Causa-me estranheza que nestes últimos tempos, quando se fala dos grandes poetas portugueses do século XX, o nome de António Gedeão raramente seja referido. Será por ter escrito alguns dos seus melhores poemas em rima e a rima se ter tornado uma espécie de anátema do modernismo? Será por culpa do seu próprio sucesso, por…

Causa-me estranheza que nestes últimos tempos, quando se fala dos grandes poetas portugueses do século XX, o nome de António Gedeão raramente seja referido. Será por ter escrito alguns dos seus melhores poemas em rima e a rima se ter tornado uma espécie de anátema do modernismo? Será por culpa do seu próprio sucesso, por a ‘Pedra Filosofal’ se ter tornado tão conhecida que fez olvidar o resto da sua obra? Será por se tratar de um homem das ciências e os puristas das letras verem-no como um intruso? Ou será, ainda, por causa de uma certa ingenuidade que caracteriza os seus poemas?
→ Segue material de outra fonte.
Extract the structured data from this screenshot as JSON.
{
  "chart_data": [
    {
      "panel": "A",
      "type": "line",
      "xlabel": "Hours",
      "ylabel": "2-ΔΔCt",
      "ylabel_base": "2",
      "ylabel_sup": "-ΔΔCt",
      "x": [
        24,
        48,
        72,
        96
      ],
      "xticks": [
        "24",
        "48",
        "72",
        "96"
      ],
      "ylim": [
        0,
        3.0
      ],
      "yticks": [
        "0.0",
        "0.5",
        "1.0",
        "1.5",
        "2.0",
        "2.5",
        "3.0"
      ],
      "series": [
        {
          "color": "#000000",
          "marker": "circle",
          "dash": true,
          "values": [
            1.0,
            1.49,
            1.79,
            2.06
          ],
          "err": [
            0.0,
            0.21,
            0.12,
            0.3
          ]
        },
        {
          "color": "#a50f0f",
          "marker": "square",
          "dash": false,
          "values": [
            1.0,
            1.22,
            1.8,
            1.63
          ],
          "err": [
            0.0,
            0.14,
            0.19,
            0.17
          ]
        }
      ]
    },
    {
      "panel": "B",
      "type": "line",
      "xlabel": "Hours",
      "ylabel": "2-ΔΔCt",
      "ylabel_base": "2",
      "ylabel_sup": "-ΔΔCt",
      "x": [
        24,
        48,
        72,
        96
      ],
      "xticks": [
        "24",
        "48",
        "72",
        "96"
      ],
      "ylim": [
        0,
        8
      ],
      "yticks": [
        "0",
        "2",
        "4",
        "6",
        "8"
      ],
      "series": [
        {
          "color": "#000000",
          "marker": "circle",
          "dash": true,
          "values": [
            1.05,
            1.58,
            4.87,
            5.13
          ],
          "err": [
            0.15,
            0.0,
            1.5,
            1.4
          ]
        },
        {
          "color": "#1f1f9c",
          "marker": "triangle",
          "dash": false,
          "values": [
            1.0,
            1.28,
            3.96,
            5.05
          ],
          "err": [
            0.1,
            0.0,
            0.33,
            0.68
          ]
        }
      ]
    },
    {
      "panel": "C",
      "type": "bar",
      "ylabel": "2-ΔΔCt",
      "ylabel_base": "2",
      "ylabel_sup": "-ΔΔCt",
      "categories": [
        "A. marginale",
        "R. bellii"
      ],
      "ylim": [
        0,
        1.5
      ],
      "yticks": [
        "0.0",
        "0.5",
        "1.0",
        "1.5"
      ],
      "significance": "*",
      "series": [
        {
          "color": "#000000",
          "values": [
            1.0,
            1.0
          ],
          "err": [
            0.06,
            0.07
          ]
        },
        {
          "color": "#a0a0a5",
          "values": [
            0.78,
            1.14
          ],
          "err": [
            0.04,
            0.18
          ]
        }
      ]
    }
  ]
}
Curiosamente, e porque falei em ingenuidade, a última vez que ouvi uma referência a Gedeão foi há umas semanas num programa de rádio para crianças. E tinha passagens tão geniais que fiquei cheio de vontade de lê-lo de novo.

Tive dificuldade em encontrar o poema em causa pois, embora falasse do poderoso Filipe II e da sua vida opulenta, chamava-se prosaicamente ‘Poema do fecho éclair’.

Além desse, ao folhear a sua Obra Completa, reunida num volume de capa encarnada da Relógio d’Água,  reencontrei alguns velhos conhecidos, como ‘Homem’, um poema tão certeiro, conciso e essencial que não tive dificuldade em aprendê-lo de cor, ‘Poema para Galileu’ ou ‘Poema da malta das naus’. Todos eles constavam do primeiro livro de poesia que comprei na adolescência, que era justamente uma antologia de Gedeão. E, passados tantos anos, queria saber se ainda conservavam intacto o seu encanto.

Fernando Pessoa escreveu um dia que tinha pena de já ter lido Os Cadernos de Pickwick, de Charles Dickens, porque isso o impedia de voltar a sentir o que sentira quando os lera pela primeira vez. Evidentemente, quando voltei a ler os poemas de Gedeão também já não fui surpreendido como fora na adolescência. Mas na Obra Completa descobri outros que me provocaram o mesmo prazer e o mesmo sorriso, como ‘Calçada de Carriche’, de que transcrevo um excerto:

«Veste-se à pressa,

desengonçada;

anda, ciranda,

desaustinada;

range o soalho 

a cada passada;

salta para a rua,

corre açodada,

galga o passeio,

desce a calçada, 

chega à oficina 

à hora marcada, 

puxa que puxa,

larga que larga,

puxa que puxa,

larga que larga».

Ufa, que correria! Quem imaginava que uma simples leitura nos podia deixar assim sem fôlego?